Scheffler A, Eggert S, Rieger H
Aggertalklinik, Clinic for Vascular Diseases, Engelskirchen, Germany.
Eur J Clin Invest. 1992 Jun;22(6):420-6. doi: 10.1111/j.1365-2362.1992.tb01484.x.
The mutual effects of systolic ankle arterial pressures, positional manoeuvres, and calf artery occlusions on transcutaneous oxygen partial pressures (tcpO2) were studied in 388 legs of 258 patients with peripheral arterial occlusive disease (PAOD). The tcpO2-vs-perfusion pressure relationship could be satisfactorily fitted by a non-linear regression model deduced from the tcpO2 theory. Flow-insensitive ranges of tcpO2-vs-flow hyperbolas were reduced by both leg lowering and moving the electrode towards proximal measuring sites.

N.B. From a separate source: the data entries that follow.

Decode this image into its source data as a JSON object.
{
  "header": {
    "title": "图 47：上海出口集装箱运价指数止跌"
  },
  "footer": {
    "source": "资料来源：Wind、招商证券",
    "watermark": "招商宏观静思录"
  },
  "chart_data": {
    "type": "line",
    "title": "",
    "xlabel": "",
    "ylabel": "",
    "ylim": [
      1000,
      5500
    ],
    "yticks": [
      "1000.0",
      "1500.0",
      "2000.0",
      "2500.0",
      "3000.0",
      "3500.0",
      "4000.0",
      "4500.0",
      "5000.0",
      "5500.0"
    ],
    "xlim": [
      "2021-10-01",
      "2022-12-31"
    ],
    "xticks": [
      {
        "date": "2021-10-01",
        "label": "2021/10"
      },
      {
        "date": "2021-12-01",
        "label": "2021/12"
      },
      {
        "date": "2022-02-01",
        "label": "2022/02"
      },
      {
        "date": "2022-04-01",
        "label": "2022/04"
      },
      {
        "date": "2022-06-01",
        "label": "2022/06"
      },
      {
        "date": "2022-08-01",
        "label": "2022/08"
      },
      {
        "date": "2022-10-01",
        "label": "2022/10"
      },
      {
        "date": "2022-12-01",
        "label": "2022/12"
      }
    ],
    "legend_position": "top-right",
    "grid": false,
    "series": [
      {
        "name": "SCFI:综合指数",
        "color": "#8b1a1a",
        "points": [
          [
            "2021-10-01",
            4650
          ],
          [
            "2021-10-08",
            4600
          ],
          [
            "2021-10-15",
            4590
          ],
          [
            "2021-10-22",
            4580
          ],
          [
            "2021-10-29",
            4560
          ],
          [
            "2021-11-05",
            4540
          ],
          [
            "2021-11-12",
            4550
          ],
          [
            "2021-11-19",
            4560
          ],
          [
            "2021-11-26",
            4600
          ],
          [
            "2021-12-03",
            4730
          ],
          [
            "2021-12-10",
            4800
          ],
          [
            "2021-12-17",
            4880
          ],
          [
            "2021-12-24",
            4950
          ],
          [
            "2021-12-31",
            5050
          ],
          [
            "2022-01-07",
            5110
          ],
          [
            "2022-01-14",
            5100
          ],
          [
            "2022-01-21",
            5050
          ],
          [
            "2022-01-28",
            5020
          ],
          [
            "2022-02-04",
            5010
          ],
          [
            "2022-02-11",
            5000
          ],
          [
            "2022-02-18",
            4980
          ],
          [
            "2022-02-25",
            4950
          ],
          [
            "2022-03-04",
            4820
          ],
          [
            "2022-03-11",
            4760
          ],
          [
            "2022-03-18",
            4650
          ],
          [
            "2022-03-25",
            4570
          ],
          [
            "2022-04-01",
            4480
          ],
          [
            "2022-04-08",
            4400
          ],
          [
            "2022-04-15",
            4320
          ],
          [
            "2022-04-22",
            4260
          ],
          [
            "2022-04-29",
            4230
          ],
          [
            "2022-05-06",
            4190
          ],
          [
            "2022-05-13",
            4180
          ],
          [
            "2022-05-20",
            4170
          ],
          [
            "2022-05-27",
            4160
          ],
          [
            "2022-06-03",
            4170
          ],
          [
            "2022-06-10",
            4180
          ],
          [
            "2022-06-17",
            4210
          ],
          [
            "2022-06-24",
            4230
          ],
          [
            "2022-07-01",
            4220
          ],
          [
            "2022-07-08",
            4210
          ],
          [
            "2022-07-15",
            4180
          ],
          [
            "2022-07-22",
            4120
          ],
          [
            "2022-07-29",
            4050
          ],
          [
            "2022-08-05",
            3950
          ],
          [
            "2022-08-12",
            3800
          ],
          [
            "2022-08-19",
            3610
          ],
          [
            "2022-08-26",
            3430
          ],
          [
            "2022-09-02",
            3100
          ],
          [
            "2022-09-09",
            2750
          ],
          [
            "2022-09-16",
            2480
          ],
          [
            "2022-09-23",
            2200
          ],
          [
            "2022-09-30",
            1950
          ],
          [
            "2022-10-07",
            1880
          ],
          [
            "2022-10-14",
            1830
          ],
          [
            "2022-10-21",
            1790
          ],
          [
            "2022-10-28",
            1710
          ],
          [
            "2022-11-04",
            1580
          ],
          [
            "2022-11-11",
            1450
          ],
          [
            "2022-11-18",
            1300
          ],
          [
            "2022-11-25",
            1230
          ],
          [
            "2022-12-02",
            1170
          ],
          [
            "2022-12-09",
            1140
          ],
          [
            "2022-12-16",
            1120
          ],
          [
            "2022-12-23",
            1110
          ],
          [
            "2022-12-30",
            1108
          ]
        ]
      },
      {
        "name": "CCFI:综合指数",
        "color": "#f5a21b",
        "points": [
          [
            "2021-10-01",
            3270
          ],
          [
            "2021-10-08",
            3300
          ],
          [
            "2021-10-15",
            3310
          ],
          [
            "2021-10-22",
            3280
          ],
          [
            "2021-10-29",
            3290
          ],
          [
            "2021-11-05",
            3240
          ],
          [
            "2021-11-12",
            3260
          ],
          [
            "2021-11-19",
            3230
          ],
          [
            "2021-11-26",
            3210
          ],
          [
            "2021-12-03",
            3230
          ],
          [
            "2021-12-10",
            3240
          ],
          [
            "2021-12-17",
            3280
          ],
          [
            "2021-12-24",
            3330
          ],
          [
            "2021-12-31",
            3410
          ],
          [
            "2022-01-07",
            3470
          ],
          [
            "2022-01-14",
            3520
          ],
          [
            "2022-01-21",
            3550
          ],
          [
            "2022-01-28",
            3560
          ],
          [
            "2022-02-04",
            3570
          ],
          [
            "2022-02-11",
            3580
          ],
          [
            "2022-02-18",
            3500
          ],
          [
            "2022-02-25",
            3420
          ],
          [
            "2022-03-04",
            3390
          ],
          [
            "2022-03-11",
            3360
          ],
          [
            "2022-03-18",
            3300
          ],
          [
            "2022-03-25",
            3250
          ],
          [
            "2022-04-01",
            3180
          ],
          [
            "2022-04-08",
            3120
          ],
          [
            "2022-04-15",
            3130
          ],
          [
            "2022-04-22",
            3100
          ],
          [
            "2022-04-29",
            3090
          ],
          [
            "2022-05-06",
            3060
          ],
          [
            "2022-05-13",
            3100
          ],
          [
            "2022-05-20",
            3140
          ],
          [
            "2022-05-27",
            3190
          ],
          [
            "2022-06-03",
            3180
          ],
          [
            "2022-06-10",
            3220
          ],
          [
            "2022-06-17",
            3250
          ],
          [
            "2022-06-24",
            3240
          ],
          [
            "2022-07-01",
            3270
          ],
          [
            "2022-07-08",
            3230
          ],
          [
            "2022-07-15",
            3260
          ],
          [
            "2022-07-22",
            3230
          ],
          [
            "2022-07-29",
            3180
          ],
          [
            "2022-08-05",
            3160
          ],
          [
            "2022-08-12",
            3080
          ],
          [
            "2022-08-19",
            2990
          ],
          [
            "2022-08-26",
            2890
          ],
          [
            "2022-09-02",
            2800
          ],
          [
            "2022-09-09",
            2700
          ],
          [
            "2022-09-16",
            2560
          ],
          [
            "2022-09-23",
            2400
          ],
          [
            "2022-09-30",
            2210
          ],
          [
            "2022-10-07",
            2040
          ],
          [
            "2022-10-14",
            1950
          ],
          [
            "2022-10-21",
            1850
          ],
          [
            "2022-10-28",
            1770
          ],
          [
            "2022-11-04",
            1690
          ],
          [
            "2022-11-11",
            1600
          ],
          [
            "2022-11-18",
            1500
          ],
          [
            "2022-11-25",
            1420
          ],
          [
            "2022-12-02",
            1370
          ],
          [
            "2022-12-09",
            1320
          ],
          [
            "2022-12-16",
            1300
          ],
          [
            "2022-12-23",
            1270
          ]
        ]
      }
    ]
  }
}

Lower tcpO2 values were found in case of occluded compared to patent calf arteries at ankle arterial pressure indices below 0.4. The tcpO2 positional variability increased with worsening hemodynamic compensation and was most pronounced in critical limb ischaemia (ischaemic rest pain, non-healing ulcerations). According to a retrospective analysis, a critical ischaemia could be assumed if supine and sitting tcpO2-values exceed neither 10 nor 45 mmHg, respectively.
在258例外周动脉闭塞性疾病(PAOD)患者的388条腿中,研究了收缩期踝动脉压、体位改变和小腿动脉闭塞对经皮氧分压(tcpO2)的相互影响。tcpO2与灌注压的关系可以通过从tcpO2理论推导出来的非线性回归模型得到满意的拟合。腿部下垂和将电极移向近端测量部位均会减小tcpO2与血流双曲线的血流不敏感范围。在踝动脉压指数低于0.4时,与通畅的小腿动脉相比,闭塞小腿动脉时的tcpO2值更低。tcpO2的位置变异性随着血流动力学代偿的恶化而增加,在严重肢体缺血(缺血性静息痛、不愈合溃疡)时最为明显。根据一项回顾性分析,如果仰卧位和坐位时的tcpO2值分别不超过10 mmHg和45 mmHg,则可假定为严重缺血。